The GTI has a standard blind spot warning system that uses sensors to alert the driver to objects in the vehicle’s blind spots where the side view mirrors don’t reveal them and moves the vehicle back into its lane. A system to reveal vehicles in the S4’s blind spot costs extra.
To help make backing out of a parking space safer, the GTI has standard Rear Traffic Alert, helping the driver avoid collisions. Audi charges extra for Rear Cross-Traffic Assist on the S4.
The GTI’s driver alert monitor detects an inattentive driver then sounds a warning and suggests a break. According to the NHTSA, drivers who fall asleep cause about 100,000 crashes and 1500 deaths a year. The S4 doesn’t offer a driver alert monitor.
Both the GTI and the S4 have standard driver and passenger frontal airbags, front side-impact airbags, side-impact head airbags, front and rear seatbelt pretensioners, height adjustable front shoulder belts, plastic fuel tanks, four-wheel antilock brakes, traction control, electronic stability systems to prevent skidding, crash mitigating brakes, post-collision automatic braking systems, daytime running lights, lane departure warning systems and rearview cameras.

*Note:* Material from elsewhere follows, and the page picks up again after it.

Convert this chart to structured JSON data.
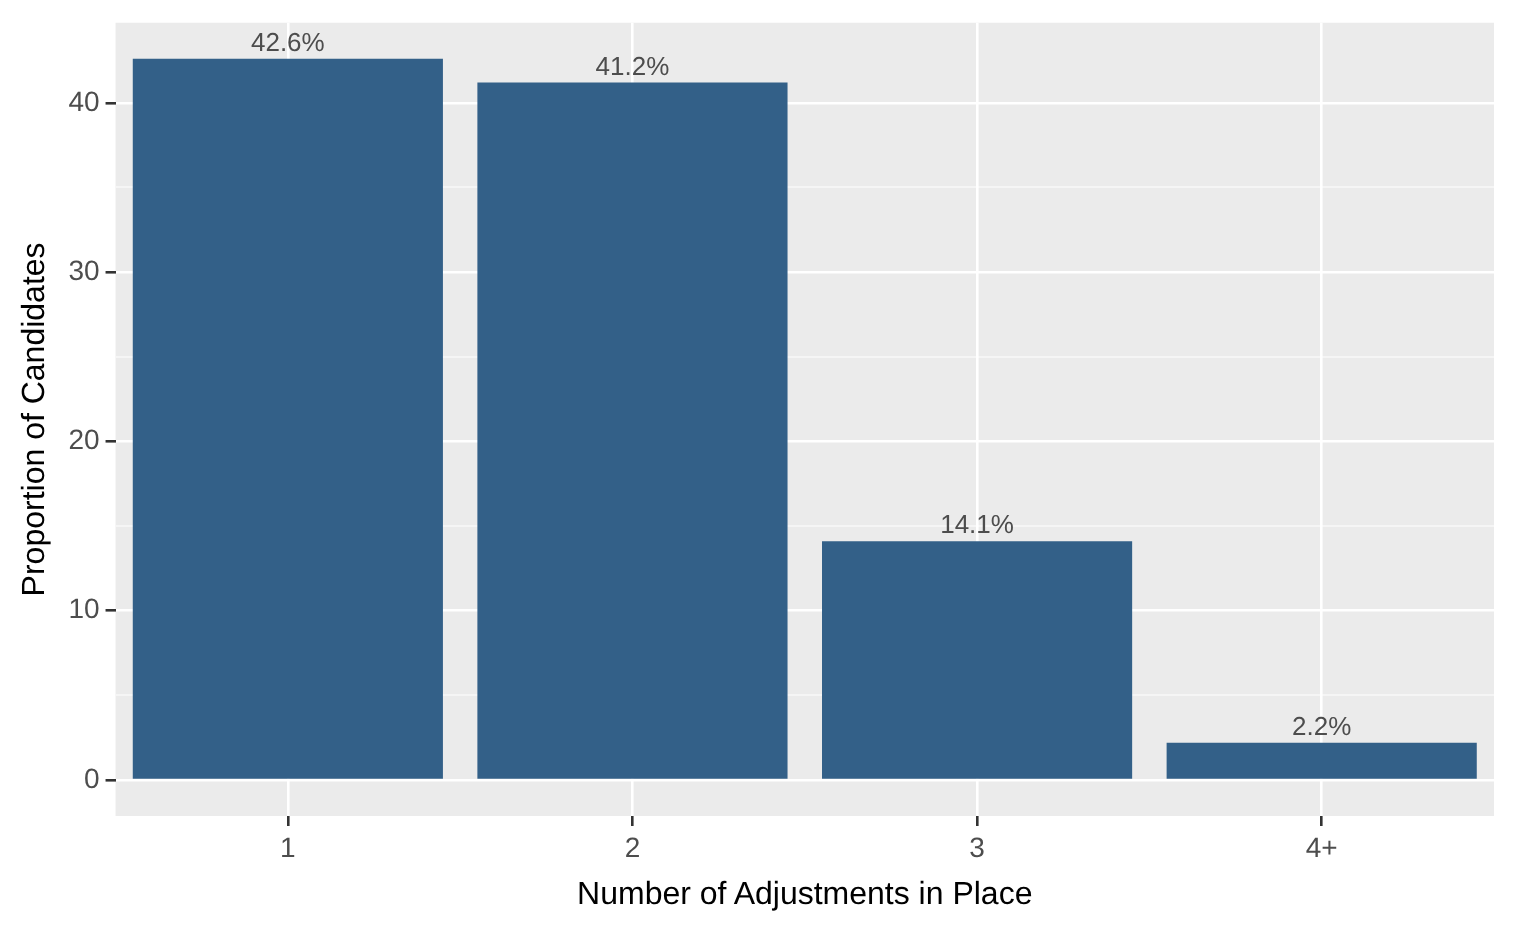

For its top level performance in IIHS driver and passenger-side small overlap frontal, moderate overlap frontal, side impact, roof strength and head restraint tests, its standard vehicle-to-vehicle front crash prevention system, its standard vehicle-to-pedestrian front crash prevention system, and its available headlight’s “Acceptable” rating, the Insurance Institute for Highway Safety grants the GTI the rating of “Top Safety Pick” for 2022, a rating granted to only 165 vehicles tested by the IIHS. The S4 has not been tested, yet.